Animats · on June 14, 2015

Is that document available in some standard format? The player that's playing it from Google Docs is buggy, and about 20% of the slides display an error message.

"10:01:47.662 Cross-Origin Request Blocked: The Same Origin Policy disallows reading the remote resource at https://drive.google.com/viewerng/img?id=ACFrOgBySwSrGvI-XLL.... (Reason: CORS header 'Access-Control-Allow-Origin' missing).1 <unknown> "

ipsin · on June 14, 2015

Look to the nav bar at the top of the page. The source file is (purportedly) a PDF and there's a download button.

sgt101 · on June 14, 2015

The final 20 or so slides about building general AI using deep learning strike me as really interesting. Seymour Papet said that if you can fit concepts into your cognitive architecture then they are learned. I think that this part of the presentation speaks to a need to demonstrate this as "learning" proper. It's strange, because I believe that this needs to happen, but the idea that you would do it with an "all nn all the way down" architecture, rather than breaking out into a symbolic layer a-la SOAR just seems odd.

codewithcheese · on June 14, 2015

Wow what in incredible amount of knowledge in those slides. Is there a video of the keynote?

sjtrny · on June 14, 2015

CVPR usually makes all talks available when the conference has concluded. Watch this page http://www.pamitc.org/cvpr15/.

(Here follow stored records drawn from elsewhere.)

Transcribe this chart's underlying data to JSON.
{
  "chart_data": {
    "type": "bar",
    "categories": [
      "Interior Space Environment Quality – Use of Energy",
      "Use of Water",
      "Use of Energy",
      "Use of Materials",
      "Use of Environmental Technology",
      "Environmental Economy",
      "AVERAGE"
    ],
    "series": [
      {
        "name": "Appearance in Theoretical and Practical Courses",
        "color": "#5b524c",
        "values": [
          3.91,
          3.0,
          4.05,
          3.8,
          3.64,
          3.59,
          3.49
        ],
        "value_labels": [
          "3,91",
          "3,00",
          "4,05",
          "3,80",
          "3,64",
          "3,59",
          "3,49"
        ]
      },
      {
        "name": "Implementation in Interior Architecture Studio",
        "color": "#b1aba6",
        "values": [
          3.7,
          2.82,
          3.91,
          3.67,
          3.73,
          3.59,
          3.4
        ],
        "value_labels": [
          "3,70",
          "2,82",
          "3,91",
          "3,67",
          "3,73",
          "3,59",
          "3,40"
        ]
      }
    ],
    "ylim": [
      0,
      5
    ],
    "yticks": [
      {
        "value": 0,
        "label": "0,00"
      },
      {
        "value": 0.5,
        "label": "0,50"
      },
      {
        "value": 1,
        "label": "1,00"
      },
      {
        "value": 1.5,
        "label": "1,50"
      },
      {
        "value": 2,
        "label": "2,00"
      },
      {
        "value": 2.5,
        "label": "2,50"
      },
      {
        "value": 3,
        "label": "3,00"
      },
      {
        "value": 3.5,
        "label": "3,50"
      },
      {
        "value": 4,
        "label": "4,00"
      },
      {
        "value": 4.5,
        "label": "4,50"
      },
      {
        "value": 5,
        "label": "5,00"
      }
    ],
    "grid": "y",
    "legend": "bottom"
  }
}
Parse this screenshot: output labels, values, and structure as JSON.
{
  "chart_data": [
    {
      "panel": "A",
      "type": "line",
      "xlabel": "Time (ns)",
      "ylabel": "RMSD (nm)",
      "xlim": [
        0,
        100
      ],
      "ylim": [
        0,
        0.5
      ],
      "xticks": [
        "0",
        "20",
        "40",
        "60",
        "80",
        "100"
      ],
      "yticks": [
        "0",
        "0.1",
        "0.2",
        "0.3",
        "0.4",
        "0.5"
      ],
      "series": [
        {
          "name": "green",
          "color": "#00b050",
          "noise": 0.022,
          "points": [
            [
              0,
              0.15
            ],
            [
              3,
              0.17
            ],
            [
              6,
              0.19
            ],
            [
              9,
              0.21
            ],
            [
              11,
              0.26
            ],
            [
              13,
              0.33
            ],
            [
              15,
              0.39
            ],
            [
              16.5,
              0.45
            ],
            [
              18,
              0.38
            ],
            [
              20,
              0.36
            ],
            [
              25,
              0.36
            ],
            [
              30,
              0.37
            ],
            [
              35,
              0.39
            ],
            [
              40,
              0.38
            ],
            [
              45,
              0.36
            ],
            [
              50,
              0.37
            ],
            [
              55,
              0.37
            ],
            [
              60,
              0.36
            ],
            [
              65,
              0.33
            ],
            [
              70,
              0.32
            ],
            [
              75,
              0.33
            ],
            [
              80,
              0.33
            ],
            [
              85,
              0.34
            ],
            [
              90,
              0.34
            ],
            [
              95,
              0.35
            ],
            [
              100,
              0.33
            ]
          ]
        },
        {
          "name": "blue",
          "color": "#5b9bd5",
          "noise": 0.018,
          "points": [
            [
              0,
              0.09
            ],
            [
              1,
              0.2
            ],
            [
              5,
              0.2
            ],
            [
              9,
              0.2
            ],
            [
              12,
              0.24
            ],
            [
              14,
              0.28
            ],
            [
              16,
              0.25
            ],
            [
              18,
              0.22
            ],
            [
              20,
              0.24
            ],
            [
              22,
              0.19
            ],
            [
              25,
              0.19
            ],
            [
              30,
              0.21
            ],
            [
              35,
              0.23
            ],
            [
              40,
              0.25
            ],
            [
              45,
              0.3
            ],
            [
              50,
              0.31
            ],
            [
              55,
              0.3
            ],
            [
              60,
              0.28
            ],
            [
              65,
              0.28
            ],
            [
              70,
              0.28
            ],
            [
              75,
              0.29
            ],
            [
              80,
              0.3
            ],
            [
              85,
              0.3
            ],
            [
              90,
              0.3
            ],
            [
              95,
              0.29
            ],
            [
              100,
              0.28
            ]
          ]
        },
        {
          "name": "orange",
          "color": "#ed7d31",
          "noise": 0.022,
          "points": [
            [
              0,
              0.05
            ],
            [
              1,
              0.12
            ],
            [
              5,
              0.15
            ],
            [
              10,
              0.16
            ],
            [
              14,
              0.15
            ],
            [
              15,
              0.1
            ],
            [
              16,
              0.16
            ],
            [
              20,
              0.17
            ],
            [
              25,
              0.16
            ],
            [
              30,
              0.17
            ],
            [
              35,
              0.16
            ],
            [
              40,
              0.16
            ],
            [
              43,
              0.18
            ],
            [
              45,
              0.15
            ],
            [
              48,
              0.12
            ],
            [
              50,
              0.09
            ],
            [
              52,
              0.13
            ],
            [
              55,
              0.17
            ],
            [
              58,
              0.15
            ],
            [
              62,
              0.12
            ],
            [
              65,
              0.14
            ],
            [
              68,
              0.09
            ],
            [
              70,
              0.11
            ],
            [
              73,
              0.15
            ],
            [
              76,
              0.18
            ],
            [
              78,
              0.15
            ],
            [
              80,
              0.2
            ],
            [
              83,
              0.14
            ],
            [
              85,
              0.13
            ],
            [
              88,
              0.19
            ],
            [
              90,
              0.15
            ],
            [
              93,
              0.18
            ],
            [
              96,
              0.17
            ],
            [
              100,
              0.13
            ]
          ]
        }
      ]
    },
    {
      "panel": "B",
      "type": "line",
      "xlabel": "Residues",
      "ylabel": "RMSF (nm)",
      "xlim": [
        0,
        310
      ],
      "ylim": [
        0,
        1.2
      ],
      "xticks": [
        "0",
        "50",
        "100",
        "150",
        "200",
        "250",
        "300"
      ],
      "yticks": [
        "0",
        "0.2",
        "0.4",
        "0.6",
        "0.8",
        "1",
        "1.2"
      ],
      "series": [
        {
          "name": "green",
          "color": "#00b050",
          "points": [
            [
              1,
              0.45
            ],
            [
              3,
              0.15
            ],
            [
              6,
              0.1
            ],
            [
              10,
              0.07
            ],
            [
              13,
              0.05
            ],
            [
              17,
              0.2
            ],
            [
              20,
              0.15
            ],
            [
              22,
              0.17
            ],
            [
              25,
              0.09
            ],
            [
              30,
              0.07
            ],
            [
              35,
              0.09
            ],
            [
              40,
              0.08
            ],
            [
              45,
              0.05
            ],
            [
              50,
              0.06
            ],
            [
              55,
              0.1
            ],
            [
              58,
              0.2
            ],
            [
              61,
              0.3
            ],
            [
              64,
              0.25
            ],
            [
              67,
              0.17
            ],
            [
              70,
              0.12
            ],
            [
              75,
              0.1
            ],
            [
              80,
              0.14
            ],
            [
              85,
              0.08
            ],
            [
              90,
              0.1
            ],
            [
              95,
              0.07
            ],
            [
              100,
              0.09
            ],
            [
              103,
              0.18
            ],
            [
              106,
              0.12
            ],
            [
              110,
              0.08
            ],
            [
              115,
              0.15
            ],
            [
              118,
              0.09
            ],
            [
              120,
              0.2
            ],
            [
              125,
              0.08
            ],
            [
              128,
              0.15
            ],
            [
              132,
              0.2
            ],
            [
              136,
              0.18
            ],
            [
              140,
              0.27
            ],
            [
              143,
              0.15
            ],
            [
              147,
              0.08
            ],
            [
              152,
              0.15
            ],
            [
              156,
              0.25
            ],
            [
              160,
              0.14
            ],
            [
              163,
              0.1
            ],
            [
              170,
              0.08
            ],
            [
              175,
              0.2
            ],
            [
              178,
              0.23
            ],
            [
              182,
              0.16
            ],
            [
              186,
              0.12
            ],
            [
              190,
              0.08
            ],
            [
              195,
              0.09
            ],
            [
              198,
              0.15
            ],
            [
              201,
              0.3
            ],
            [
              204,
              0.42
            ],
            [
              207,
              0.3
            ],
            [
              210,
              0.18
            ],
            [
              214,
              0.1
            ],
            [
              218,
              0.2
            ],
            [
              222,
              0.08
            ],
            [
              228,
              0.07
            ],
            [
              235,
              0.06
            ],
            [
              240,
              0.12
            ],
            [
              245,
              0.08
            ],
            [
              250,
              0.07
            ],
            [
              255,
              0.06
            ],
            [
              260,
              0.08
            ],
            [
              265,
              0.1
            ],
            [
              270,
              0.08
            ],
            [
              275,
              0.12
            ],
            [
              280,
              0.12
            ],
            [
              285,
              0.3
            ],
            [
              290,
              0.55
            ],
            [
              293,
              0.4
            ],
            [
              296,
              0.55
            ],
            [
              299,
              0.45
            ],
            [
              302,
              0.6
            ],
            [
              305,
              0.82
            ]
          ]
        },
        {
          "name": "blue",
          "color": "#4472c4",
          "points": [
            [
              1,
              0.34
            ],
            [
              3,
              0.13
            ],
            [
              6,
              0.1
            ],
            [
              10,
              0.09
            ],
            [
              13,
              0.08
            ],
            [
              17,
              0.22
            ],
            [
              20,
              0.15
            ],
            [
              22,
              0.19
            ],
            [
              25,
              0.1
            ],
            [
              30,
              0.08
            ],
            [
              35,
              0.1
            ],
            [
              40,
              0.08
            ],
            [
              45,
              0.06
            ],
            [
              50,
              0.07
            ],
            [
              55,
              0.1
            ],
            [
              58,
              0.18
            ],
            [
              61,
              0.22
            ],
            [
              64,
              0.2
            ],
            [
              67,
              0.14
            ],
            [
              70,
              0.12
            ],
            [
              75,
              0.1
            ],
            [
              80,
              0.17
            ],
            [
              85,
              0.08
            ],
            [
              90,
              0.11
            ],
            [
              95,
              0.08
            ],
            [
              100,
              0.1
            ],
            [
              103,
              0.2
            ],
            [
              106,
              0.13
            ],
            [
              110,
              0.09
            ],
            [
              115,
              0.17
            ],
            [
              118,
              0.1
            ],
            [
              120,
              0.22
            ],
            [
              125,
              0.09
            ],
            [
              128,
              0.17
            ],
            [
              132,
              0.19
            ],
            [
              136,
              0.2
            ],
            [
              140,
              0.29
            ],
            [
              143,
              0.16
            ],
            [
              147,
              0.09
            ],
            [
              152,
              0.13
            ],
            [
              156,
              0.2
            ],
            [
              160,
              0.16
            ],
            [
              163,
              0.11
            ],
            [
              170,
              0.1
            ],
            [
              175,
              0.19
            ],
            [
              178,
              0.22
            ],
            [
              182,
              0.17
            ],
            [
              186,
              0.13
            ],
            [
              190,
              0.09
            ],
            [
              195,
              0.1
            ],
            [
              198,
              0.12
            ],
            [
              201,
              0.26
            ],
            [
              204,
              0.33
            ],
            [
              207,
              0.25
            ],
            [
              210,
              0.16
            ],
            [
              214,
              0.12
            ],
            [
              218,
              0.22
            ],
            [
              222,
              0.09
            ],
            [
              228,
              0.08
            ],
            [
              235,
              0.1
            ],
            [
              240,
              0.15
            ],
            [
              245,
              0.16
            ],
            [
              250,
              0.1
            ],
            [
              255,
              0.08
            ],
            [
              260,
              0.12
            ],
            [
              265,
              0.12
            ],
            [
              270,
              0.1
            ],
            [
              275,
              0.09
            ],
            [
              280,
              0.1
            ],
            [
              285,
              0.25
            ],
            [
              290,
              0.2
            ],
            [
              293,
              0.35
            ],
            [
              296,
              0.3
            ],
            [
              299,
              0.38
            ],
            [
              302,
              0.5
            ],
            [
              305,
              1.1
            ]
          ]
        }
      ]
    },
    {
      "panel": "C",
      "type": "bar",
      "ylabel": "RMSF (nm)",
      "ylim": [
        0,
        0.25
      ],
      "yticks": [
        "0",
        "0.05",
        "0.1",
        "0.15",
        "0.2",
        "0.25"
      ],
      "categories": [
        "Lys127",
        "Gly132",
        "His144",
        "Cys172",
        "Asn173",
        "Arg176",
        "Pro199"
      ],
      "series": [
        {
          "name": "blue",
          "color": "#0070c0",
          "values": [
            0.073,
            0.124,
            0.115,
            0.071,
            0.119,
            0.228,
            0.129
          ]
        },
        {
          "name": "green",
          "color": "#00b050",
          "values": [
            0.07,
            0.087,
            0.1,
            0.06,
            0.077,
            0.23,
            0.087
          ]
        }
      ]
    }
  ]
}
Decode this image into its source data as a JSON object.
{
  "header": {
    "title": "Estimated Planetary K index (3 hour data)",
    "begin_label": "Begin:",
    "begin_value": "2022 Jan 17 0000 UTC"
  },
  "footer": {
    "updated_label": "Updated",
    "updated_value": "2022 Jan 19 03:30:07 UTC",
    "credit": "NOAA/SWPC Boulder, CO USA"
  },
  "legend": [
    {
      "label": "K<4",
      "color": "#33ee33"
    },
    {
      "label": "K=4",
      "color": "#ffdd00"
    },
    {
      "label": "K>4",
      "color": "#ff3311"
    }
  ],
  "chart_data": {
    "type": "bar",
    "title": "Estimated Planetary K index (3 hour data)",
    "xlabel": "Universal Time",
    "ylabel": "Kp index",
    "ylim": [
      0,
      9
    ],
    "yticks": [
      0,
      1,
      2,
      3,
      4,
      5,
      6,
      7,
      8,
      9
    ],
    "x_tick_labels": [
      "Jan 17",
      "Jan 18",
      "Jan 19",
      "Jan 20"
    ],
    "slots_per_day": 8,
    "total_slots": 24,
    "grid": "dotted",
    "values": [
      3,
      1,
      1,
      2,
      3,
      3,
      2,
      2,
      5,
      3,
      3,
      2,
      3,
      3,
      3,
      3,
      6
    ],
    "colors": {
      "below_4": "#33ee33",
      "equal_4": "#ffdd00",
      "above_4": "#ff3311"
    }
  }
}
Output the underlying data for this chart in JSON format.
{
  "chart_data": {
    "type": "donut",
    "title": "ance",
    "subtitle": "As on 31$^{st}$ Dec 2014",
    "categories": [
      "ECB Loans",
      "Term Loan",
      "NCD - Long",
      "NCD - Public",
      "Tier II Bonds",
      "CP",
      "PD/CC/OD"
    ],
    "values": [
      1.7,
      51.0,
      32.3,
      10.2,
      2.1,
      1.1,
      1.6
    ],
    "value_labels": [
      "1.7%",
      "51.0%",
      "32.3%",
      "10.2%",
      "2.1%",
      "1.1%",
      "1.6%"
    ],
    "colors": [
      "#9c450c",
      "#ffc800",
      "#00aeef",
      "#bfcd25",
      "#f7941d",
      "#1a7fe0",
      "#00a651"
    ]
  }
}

chestervonwinch · on June 14, 2015

I would like to see or hear more regarding the theory slides - in particular on the objective being a piecewise polynomial, and the distribution of weights using random matrix theory. Anyone know where I could find more?

selimthegrim · on June 14, 2015

http://arxiv.org/abs/1412.0233 (and the references within he cites by Gerard Ben Arous)

kragen · on June 15, 2015

For some reason, most of these slides say, "¡Vaya! Hubo un problema para cargar la página." Is there a better URL, maybe with the PDF itself? (https://doc-04-4c-docs.googleusercontent.com/docs/securesc/h... doesn't look like it's going to work reliably for other people.)

abecedarius · on June 16, 2015

I downloaded the pdf; will mail you.

Animats · on June 14, 2015

See slides 134-135. It's amazing that works. They get induction without any understanding at all. It still gets the right answer.

Intelligence may be dumber than we thought it was.

rlucente · on June 15, 2015

I have attempted to put together the math stack for deep learning at

http://rlucente.blogspot.com/2014/08/deep-learning-mathemati...

aswanson · on June 14, 2015

Is there a volume summary of research papers or recommended book(s) for DNN?